- Born: 1953 (age 71–72)
- Occupation(s): Television producer Television director
- Years active: 1985–present

= Spencer Campbell =

English television producer and director

Spencer Campbell (born 1953) is an English television producer and director. He is perhaps best known for producing the television series Cold Feet and 4 O'Clock Club, the former of which earned him a BAFTA TV Award in 2002.

== Career ==
Campbell's early credits include working as a researcher in the early 1980s on the Granada Television television magazine Chalkface. At the end of the decade he directed several episodes of The Krypton Factor and the soap opera Coronation Street.

=== The Living Soap ===
One of his most notable works is the BBC television documentary The Living Soap, a year-long series that put a group of students into a purpose-bought house. In a 2000 interview, Campbell noted that the series would have worked better if it had followed an existing group of students in a real house, comparing the situation the participants were put in to Big Brother, but in hindsight would not repeat the experiment: "It was a draining year both for the production team and for the people in the house. We were shooting a week's film and then showing it on TV, which made everything quite fraught." In another interview, he said he "should have chosen other people [...] partly because the people in the house were reluctant participants after a while, and chose quite deliberately not to do things after the initial five or six programmes", referring to one girl who would lock herself in her bedroom when the cameras arrived. In an episode of the 2008 Channel 4 documentary series How TV Changed Britain, Campbell explained how the series pioneered the use of "diary rooms" and public telephone votes long before their use in such series as Big Brother. Reviewing the programme, Thomas Sutcliffe of The Independent said of Campbell's interview, "He now wears the faintly rueful look of a man who invented a better mousetrap, but forgot to put the patent forms in the post."

=== Other work ===
Other credits in the 1990s include producing Jack Dee's Sunday Service, The Grimleys (both the pilot and the series) and the sitcom Sunnyside Farm. In 2000, he became producer of Granada's comedy drama Cold Feet. During his time on the series, Campbell oversaw an increase from six to eight episodes per year, cast Canadian-Australian actress Kimberley Joseph in a lead role when Fay Ripley left during the fourth series, and organised overseas filming in Sydney, Australia. The episode filmed in Australia won Cold Feet the British Academy Television Award for Best Drama Series, which Campbell received along with the writer, Mike Bullen, and the executive producer, Andy Harries.
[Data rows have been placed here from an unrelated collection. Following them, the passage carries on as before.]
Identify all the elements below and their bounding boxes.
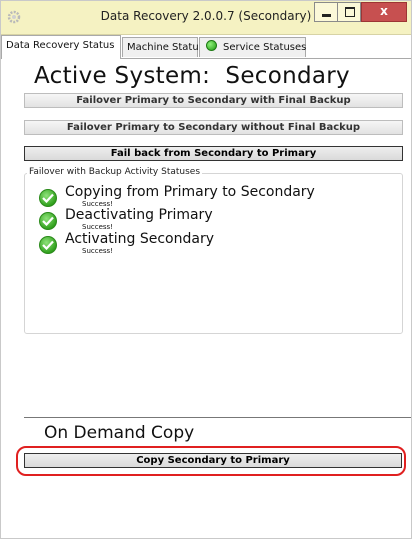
tab-label: Machine Status xyxy=(127,42,204,53)
activity-status-group: Failover with Backup Activity Statuses C… xyxy=(24,167,403,334)
tab-service-statuses[interactable]: Service Statuses xyxy=(199,37,306,57)
minimize-icon xyxy=(322,14,331,17)
activity-status-legend: Failover with Backup Activity Statuses xyxy=(27,167,203,177)
title-bar[interactable]: Data Recovery 2.0.0.7 (Secondary) x xyxy=(1,1,411,35)
status-label: Activating Secondary xyxy=(65,231,215,247)
status-label: Deactivating Primary xyxy=(65,207,213,223)
on-demand-heading: On Demand Copy xyxy=(44,423,195,443)
check-icon xyxy=(39,189,57,207)
section-divider xyxy=(24,417,411,418)
status-result: Success! xyxy=(82,223,113,231)
copy-secondary-to-primary-button[interactable]: Copy Secondary to Primary xyxy=(24,453,402,468)
status-green-dot-icon xyxy=(206,40,217,51)
app-window: Data Recovery 2.0.0.7 (Secondary) x Data… xyxy=(0,0,412,539)
active-system-label: Active System: xyxy=(34,63,211,89)
failover-with-backup-button[interactable]: Failover Primary to Secondary with Final… xyxy=(24,93,403,108)
status-label: Copying from Primary to Secondary xyxy=(65,184,315,200)
maximize-icon xyxy=(345,7,355,17)
tab-data-recovery-status[interactable]: Data Recovery Status xyxy=(1,35,121,59)
status-result: Success! xyxy=(82,247,113,255)
close-button[interactable]: x xyxy=(361,2,407,22)
active-system-heading: Active System: Secondary xyxy=(34,63,350,89)
tab-machine-status[interactable]: Machine Status xyxy=(122,37,204,57)
tab-label: Data Recovery Status xyxy=(6,40,115,51)
tab-label: Service Statuses xyxy=(223,42,307,53)
failover-without-backup-button[interactable]: Failover Primary to Secondary without Fi… xyxy=(24,120,403,135)
check-icon xyxy=(39,212,57,230)
maximize-button[interactable] xyxy=(337,2,361,22)
tab-strip: Data Recovery Status Machine Status Serv… xyxy=(1,35,411,59)
check-icon xyxy=(39,236,57,254)
minimize-button[interactable] xyxy=(314,2,338,22)
active-system-value: Secondary xyxy=(225,63,350,89)
failback-button[interactable]: Fail back from Secondary to Primary xyxy=(24,146,403,161)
Following Cold Feets conclusion in 2003, Campbell produced Donovan, a psychological thriller serial starring Tom Conti, and the comedy drama Christmas Lights and its spin-off Northern Lights, both starring Robson Green and Mark Benton. In 2006, he co-produced Joanne Lees: Murder in the Outback, a dramatisation of the events surrounding the murder of Peter Falconio. Campbell pledged not to deviate from the facts of the case, saying "We've obviously researched it pretty thoroughly, so really it's a story about how difficult it was to bring Murdoch [the killer] to justice." In 2007, he began working for Shed Productions, where he developed Catwalk Dogs, a comedy television film written by Simon Nye and starring Kris Marshall. From 2008 to 2009 he produced two series of Shed Productions' school drama Waterloo Road and in 2009 produced the series Hope Springs. In 2011 he produced Mad Dogs for Left Bank Pictures and Sky1, and for the BBC he produced Blandings (2013).